In the article there are discussed two other aspects too, which prove that the conditions of using QE are quite different in the USA than in the Euro area. First point is that the financial behaviour of US-enterprises is mainly market based, while it is dominantly bank based for EU-enterprises. So if investment finance is needed changing interest rates on bond markets by QE are less important for European enterprises than for US-enterprises. Second point is that allotment of central bank money by the Federal Reserve System will be enforced already by outright purchases of bonds, i. e. by non-reversed transactions and thus in the same way as QE is to be enforced, while allotment of central bank money by the Eurosystem in normal times will be enforced quite different by reversed transactions. So QE is a fundamental change of system in the liquidity-providing process of the ECB. And by using QE the ECB threatens its existing advantage of an automatic liquidity-absorbing mechanism, which is involved in the process of reversed transactions.

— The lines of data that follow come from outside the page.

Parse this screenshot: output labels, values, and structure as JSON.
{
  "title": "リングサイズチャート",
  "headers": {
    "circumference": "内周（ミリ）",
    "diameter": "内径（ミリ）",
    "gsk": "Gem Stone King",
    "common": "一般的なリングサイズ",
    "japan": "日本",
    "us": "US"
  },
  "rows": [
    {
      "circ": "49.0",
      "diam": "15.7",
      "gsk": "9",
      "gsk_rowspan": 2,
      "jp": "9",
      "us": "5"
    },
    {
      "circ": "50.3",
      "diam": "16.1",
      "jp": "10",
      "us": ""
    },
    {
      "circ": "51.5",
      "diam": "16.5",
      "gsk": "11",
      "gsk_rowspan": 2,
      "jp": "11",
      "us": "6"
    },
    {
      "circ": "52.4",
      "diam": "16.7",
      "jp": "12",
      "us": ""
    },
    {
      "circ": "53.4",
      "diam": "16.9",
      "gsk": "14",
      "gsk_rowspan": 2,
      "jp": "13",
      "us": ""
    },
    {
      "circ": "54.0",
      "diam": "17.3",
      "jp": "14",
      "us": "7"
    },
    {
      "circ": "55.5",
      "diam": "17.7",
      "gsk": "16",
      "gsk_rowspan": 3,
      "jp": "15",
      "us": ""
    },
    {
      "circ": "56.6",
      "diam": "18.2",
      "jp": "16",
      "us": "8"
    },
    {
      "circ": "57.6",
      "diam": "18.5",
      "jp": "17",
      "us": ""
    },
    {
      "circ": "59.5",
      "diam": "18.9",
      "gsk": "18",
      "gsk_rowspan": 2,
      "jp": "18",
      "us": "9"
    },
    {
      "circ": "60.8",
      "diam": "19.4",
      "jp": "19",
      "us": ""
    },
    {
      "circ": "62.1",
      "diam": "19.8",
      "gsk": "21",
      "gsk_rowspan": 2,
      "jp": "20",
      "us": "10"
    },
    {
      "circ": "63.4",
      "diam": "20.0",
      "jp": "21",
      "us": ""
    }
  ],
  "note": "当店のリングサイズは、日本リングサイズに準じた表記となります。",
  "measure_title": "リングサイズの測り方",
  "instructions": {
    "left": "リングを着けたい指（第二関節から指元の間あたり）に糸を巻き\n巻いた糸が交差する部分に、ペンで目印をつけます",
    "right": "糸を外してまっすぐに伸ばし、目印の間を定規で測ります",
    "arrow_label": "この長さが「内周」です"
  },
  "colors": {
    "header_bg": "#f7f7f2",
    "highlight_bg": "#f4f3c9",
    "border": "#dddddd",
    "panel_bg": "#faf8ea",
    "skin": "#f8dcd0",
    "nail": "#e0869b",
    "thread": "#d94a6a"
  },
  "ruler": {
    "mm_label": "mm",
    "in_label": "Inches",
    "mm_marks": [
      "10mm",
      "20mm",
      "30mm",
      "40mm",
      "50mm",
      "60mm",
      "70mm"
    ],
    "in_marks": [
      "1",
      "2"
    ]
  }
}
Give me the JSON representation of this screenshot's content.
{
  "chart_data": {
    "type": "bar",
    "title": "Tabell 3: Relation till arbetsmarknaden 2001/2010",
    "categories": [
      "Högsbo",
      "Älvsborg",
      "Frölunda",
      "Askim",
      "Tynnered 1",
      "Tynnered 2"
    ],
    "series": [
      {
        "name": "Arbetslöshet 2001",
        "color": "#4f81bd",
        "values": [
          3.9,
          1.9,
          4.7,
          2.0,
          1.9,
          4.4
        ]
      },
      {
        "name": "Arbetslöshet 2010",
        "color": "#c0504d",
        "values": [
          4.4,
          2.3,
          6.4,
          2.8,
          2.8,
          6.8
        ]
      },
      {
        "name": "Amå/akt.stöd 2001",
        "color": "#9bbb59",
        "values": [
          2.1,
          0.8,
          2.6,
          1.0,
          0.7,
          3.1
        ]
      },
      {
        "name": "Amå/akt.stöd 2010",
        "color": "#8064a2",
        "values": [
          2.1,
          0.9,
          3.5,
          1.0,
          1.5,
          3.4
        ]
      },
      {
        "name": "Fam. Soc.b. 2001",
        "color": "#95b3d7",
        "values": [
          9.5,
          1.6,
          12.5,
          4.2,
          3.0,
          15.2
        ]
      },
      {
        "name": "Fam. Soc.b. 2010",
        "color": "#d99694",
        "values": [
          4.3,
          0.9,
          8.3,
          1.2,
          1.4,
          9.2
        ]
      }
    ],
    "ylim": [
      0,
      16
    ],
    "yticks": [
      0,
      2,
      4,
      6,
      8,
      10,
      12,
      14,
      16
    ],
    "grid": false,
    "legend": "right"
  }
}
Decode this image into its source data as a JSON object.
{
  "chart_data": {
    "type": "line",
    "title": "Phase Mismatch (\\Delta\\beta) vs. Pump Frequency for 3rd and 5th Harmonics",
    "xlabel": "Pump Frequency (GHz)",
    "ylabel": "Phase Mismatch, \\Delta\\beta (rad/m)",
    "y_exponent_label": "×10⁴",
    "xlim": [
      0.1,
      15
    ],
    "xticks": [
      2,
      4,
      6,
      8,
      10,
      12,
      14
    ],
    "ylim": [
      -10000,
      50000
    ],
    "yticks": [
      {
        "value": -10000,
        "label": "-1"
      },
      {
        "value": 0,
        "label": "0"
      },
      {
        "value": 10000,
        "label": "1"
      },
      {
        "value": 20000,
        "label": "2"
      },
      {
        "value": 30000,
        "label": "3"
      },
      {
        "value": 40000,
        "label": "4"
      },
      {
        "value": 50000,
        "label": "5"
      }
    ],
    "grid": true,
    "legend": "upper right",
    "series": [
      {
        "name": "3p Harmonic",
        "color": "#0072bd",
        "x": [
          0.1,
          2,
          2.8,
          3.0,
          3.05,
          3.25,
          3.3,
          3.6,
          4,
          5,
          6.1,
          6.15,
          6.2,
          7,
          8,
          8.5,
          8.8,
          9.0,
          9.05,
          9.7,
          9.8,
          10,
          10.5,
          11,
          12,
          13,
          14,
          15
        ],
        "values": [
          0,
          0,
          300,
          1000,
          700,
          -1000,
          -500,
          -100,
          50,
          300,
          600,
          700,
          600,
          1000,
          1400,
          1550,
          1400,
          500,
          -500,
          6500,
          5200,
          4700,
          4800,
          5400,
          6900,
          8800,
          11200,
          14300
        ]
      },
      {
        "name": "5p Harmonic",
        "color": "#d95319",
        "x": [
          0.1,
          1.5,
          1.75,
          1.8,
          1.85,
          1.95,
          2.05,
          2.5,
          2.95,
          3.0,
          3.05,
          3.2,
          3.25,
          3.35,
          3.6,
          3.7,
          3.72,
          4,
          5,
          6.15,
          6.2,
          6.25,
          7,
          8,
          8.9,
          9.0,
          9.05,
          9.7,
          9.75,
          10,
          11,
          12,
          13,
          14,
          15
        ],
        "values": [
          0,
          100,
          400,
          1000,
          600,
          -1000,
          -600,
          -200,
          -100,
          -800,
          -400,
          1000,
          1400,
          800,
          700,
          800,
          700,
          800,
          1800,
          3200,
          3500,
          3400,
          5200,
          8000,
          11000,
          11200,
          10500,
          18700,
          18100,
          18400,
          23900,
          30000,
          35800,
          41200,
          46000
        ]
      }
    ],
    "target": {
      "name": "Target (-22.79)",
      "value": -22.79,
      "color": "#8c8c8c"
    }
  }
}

Furthermore different risks of very low interest rate levels are discussed in this article. In this context a critical view will be thrown on the role of forward guidance as another non-conventional monetary policy measure used by central banks to ensure low interest rate levels for an extended period of time. In the whole it will be shown that especially in the case of the ECB there exist no convincing reasons to use non-conventional measures in such a intensity and for such a long time to increase effectiveness of monetary policy. So other intentions of using non-conventional measures are discussed here, which have to be put in order outside the narrow sphere, that is associated with monetary policy. For example to aspire to risk transfers from the balance sheet of commercial banks to the balance sheet of the ECB by outright purchases of bonds, or to circumvent the legal ban to grant credits directly to the public sector by putting commercial banks to grant these credits and pass them to the ECB after a short time, or to force depreciation of the Euro foreign exchange rate, to improve economic situation within the member countries of the Euro currency area and to force imported inflation.